Furthermore, we set the overestimation factor of the modeled single molecule
spectrum to 500 %. Please note, the input parameter MaxOverestimationHeight
has to be given in %
and does not define the final overestimation limit
directly, which is given by MaxOverestimationHeight + 100 %.
If the modeled spectrum does not overestimate the observed spectrum, the corresponding molecule is “for now” identified and the fitted molfit file is added to the overall molfit file which is used at the end of the line identification process to determine the final contribution of each molecule.
The parameter Tolerance
defines the max. fraction (in %) of overestimated
lines. If the fraction of overestimated lines in the result of a single
molecule fit is lower than the given threshold, the corresponding molecule
is “for now” identified and the optimized molfit file (and the corresponding
iso ratios) are considered in the final overall fit.
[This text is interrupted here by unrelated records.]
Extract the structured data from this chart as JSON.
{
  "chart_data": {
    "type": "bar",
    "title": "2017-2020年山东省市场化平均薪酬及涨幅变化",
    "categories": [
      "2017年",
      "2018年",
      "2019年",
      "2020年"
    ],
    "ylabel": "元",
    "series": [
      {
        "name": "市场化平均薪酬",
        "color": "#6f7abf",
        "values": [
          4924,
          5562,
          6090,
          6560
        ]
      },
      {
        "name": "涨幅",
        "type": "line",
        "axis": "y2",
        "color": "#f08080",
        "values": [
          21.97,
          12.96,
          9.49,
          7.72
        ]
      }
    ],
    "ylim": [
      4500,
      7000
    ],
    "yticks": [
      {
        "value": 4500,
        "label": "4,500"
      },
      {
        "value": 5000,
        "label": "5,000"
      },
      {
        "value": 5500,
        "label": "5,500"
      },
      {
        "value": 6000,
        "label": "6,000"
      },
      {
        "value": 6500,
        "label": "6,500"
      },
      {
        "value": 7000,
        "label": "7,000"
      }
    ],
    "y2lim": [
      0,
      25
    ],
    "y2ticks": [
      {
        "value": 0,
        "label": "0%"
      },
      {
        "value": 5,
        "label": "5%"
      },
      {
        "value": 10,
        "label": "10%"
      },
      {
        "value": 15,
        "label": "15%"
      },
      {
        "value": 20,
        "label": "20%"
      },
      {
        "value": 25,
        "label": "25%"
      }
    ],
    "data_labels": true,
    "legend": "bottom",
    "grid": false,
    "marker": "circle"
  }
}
After finishing the single molecule fits, the LineID function performs a
final called overall fit taking all identified molecules into account, where
the fit parameters of all molecules are fitted simultaneously. The input parameter
AlgorithmXMLFileOverAll
defines the algorithm(s), which is (are) used for
this fit.
Results
As described in Sect. “LineID”, the LineIdentification function
creates a subdirectory within the job directory called single-molecule_fits
.
Within this directory the LineIdentification function creates subdirectories
for each molecule, which is taken into account. Here, the subdirectories
- CH3CHO_v=0_
- CH3CN_v=0_
- CH3OCHO_v=0_
- CH3OH_v=0_
- SO2_v=0_
contain all files for each single molecule fits, respectively. Additionally,
the subdirectories Intermediate_identified_molecules
and
Non_identified_molecules
contain molfit files describing the identified
and unidentified molecules, respectively. The LineID function generates two
log files, Identified_Molecules.dat
and LineID.log
, each describing
the identified molecules and the details of the identification procedure.
Finally, the subdirectory all
contains all files for the so-called
overall fit. In addition, the subdirectory final_fit
is located
within the all
directory as well, describing the contribution of all
identified molecules.